The city, this great charmer. Its tumultuous growth, which began in the 19th century, continues according to an accelerating principle that shows no signs of reversing itself. Increasingly global, epicentre of a multiplicity of services and branched out into a combination of physical and digital infrastructures, it makes its management a complex challenge, impossible to govern through a simplified control room.
By navigating this web of interconnections, some architectural theorists believe that rethinking urban space according to conceptual metaphors inspired by laws and assumptions of a scientific nature may prove to be an effective key to optimising its resilience. It is from this vision that biourbanism came to be, an urban planning model that equates the city with a living organism, endowed, like any organic biological structure, with a non-linear functioning system.
According to biourbanism, the city would in fact be an 'anthroma', an ecological system redesigned by man through his multiple and layered interventions throughout history. Mending the distance between nature and the built environment, improving the flow of the integration and systemic management of all elements, would achieve better urban quality and psychological well-being for those who inhabit and use the city.
Equally many theoretical layers help to define the conceptual application of biourbanism. Some, such as biophilic design and bioarchitecture, have a more specifically design-related reference, and refer in particular to the theory of fractals and the need to identify and pursue specific geometric and formal models, peculiar to the organic world and often also deeply set in vernacular architecture, in order to harmonise the integration between the built environment and nature. Others, more distinctly meta-planning, look to statistical mechanics, thermodynamics, evolutionary biology, biopolitics and epigenetics as areas from which to optimise the planning of the connections and flows that regulate the use of exchanges and services in the urban fabric.
The objective of this sartorial action of stitching up, as Christopher Alexander, an Austrian-born American architect and theorist who is among the references of the biourbanism movement, has called it, could be shrewdly summed up in the formula ‘building beyond time’, so as to imbue buildings with an imperishable quality and a more adaptable and effective governance.
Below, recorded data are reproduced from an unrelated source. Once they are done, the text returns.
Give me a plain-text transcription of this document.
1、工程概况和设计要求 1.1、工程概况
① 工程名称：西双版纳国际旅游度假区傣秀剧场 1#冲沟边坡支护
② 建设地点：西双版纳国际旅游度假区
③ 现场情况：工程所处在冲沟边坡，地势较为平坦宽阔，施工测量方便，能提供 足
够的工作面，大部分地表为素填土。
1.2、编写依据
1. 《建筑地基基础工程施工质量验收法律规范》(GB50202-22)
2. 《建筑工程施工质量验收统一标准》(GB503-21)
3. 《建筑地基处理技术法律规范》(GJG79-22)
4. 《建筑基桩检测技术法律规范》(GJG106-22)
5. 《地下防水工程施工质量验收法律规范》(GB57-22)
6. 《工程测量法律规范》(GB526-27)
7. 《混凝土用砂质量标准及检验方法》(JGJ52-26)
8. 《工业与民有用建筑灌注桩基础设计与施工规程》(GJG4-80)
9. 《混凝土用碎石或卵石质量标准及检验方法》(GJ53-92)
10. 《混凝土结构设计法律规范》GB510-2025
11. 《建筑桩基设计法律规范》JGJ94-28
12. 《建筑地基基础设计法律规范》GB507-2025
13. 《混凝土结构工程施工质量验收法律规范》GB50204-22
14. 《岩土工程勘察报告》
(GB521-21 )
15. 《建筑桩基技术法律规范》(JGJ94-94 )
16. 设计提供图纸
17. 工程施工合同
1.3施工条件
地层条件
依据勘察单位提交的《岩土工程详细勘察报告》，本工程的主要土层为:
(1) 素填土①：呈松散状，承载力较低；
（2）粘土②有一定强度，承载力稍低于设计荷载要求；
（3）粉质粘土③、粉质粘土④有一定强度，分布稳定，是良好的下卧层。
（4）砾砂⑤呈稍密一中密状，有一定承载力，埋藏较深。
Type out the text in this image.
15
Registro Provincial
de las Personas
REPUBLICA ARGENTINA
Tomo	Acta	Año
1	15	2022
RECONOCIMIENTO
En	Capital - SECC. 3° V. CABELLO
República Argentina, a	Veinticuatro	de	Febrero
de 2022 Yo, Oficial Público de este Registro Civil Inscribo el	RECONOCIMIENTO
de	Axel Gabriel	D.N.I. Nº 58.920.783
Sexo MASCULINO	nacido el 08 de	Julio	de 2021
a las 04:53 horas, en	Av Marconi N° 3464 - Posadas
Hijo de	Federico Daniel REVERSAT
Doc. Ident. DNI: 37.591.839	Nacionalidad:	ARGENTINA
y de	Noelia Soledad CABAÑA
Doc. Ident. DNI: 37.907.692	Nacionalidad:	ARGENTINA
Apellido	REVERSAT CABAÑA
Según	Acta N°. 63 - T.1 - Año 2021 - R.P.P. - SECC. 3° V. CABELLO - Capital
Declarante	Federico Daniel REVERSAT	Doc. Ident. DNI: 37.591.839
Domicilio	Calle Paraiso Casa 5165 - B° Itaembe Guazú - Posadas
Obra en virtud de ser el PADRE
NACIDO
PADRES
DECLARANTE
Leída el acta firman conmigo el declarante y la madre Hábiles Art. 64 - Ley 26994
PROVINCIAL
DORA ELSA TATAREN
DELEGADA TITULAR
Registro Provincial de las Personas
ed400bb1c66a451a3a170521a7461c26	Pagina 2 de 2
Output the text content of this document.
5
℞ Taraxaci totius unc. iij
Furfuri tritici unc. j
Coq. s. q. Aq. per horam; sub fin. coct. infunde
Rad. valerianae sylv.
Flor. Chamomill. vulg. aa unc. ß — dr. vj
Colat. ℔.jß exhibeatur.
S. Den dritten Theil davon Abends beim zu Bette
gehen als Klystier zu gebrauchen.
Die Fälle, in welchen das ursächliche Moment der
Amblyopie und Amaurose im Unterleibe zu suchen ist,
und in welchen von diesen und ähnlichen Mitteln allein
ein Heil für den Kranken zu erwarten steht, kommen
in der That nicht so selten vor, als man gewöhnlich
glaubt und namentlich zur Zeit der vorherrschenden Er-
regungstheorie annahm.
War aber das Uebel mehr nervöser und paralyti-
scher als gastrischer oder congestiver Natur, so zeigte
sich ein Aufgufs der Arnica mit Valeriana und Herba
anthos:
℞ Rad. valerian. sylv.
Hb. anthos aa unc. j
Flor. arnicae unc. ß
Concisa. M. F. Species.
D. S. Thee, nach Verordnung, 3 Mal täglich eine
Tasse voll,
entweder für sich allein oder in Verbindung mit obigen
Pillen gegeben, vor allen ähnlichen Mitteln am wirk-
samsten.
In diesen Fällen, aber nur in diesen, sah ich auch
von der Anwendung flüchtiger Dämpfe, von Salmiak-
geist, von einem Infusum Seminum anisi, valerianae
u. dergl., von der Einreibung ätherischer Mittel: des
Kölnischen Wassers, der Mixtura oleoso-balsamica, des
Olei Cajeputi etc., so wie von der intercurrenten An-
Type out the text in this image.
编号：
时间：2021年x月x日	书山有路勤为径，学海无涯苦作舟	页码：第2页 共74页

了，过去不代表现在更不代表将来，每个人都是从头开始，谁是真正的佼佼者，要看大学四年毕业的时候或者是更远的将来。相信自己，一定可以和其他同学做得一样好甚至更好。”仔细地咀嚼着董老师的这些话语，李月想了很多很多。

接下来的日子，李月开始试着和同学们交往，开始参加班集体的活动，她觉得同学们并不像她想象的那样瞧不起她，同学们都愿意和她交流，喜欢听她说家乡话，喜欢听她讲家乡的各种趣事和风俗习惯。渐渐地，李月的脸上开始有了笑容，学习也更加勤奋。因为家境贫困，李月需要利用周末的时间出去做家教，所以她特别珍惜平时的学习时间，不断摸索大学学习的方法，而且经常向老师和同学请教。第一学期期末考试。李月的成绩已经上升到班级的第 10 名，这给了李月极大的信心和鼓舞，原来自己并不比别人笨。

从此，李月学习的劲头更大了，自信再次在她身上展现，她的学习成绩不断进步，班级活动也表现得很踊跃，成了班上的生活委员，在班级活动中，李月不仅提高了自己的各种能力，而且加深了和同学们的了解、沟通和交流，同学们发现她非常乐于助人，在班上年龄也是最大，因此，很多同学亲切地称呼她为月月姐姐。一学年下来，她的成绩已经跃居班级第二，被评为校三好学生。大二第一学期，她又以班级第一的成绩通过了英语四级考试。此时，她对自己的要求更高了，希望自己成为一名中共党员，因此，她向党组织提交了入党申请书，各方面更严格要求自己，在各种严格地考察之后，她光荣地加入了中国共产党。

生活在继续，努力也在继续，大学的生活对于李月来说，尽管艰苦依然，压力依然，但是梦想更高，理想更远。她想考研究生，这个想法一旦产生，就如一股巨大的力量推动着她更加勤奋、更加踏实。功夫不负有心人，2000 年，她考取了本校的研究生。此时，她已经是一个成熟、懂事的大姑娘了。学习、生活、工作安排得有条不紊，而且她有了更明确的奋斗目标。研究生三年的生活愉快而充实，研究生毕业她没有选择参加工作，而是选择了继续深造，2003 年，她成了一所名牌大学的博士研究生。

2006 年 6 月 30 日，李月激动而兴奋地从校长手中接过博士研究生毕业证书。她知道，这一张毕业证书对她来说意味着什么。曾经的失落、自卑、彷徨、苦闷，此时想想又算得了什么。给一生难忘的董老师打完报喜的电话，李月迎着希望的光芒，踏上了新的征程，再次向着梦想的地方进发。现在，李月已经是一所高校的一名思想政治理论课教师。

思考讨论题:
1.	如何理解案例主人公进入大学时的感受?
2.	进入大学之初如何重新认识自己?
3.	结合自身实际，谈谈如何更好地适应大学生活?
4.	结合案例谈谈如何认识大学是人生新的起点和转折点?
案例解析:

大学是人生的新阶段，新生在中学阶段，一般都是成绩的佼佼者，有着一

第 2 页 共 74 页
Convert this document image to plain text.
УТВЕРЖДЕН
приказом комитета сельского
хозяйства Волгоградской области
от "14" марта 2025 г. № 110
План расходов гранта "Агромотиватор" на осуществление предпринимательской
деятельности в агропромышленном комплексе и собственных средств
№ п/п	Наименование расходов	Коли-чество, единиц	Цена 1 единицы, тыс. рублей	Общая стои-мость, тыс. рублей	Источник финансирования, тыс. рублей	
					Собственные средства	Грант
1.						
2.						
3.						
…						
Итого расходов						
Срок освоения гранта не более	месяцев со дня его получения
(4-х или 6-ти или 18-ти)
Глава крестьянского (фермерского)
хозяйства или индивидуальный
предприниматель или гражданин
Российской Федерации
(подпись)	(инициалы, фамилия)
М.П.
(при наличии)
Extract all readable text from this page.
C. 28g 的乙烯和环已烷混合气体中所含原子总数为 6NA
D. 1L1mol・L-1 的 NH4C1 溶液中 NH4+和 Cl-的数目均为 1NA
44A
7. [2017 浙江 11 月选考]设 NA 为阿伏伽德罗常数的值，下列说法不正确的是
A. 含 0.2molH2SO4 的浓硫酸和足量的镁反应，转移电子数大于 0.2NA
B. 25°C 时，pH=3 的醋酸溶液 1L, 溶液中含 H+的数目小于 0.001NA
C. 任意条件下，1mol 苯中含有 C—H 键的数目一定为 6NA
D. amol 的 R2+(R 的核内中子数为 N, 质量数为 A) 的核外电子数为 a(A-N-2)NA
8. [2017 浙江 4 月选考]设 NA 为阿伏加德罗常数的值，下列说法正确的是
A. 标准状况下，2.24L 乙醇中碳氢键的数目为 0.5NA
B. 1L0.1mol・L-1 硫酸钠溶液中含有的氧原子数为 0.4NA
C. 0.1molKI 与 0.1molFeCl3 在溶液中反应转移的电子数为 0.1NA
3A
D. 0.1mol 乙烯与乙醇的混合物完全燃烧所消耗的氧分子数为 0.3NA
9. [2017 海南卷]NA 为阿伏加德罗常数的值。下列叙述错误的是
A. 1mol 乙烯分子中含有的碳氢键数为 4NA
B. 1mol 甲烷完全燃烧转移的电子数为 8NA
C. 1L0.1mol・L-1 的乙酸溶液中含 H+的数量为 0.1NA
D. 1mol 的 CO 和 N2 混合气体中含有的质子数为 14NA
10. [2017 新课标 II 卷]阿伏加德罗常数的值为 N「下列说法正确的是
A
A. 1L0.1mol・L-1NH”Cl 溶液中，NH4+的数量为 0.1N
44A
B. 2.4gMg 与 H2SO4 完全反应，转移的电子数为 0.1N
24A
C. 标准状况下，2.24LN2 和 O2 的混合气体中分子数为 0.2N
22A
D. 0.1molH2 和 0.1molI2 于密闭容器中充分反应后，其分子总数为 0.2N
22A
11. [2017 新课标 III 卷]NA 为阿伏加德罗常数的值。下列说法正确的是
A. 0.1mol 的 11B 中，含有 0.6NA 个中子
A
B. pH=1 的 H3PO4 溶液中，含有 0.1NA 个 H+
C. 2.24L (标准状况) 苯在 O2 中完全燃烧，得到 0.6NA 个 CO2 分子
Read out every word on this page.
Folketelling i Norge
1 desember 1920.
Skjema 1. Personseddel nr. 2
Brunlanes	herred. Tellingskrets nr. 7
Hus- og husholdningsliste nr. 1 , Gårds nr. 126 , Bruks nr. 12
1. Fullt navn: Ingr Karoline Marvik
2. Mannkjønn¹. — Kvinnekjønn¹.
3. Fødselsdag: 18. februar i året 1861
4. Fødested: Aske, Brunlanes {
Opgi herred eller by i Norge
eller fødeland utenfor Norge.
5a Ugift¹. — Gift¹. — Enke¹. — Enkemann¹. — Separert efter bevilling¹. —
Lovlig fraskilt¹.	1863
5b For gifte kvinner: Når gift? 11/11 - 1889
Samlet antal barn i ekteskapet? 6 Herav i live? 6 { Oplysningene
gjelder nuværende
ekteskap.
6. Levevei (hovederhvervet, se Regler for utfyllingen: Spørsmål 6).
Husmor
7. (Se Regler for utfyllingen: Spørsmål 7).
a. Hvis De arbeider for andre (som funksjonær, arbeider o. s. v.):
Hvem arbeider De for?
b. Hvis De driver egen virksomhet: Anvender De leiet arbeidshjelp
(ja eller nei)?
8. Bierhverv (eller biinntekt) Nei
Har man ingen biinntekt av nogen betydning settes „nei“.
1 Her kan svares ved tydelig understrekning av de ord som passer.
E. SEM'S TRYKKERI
“The emergence of biourbanism as a discipline is the result of unexpected connections,” says Antonio Caperna, president of the International Society of Biourbanism, a non-profit scientific network that promotes ideas and research on biourbanism worldwide. “Christopher Alexander's ideas, generally boycotted by the academy, have been the starting point for a number of architects, physicists, philosophers, biostatisticians, psychologists and ecologists who have looked at architecture and urbanism through the lens of complexity science and neuroscience. Together, we came up with a manifesto outlining a new epistemological and paradigm approach to architecture based on the life sciences, deep ecology and the processes of morphogenesis.” The manifesto, from 2011, emphasises the kind of scientific contribution that biourbanism can make to the broader discipline of architecture, including a strengthening of the interconnection between cultural and physical factors within the urban environment and the reorganisation of the city following the progressive abandonment of fossil fuels.
A topical perspective of studies on biourbanism thus becomes one that focuses on the adaptability of urban space to climate change. Australian biourbanist and architect Adrian McGregor explains this in his book Biourbanism, published in 2022 by Biourbanism Publishing. Cities emit approximately 75% of man-made greenhouse gas emissions. Solving the equation of the sustainability of our consumption can therefore only come through the decarbonisation of urban environments, which must be enabled to become more efficient and sustainable.
In this context, McGregor's endeavour is to systematise the levels that make up the life and anthropic structure of the city-environment. When balanced, its ten principles of living, landscape, water, food, citizens, economy, energy, infrastructure, mobility, technology and waste, effectively govern the well-being of a city. Optimal urban resilience is achieved when one of these ten systems is not negatively impacted by another and when the interrelationships of these systems are managed in a targeted and mutually beneficial manner.
One of his most recent projects, the one for Sydney's ‘Mega Park’, aims to be a very large-scale park for the Australian megalopolis. The ambitious proposal envisages the creation of a new 1,000-kilometre ring of open space within which the more than 50 existing parks and waterways would converge and be brought together under the aegis of a single body. With its 1.5 million hectares of green space located in the bay of the same name, the park would not only be the largest urban park ever created, but also a true green lung for the city, capable of mitigating emissions as well as counteracting heat waves and the growth of sprawl. This effort is in line with the Australian government's commitment, which since COP 26 has formalised its commitment to oppose forest area limitation in the country.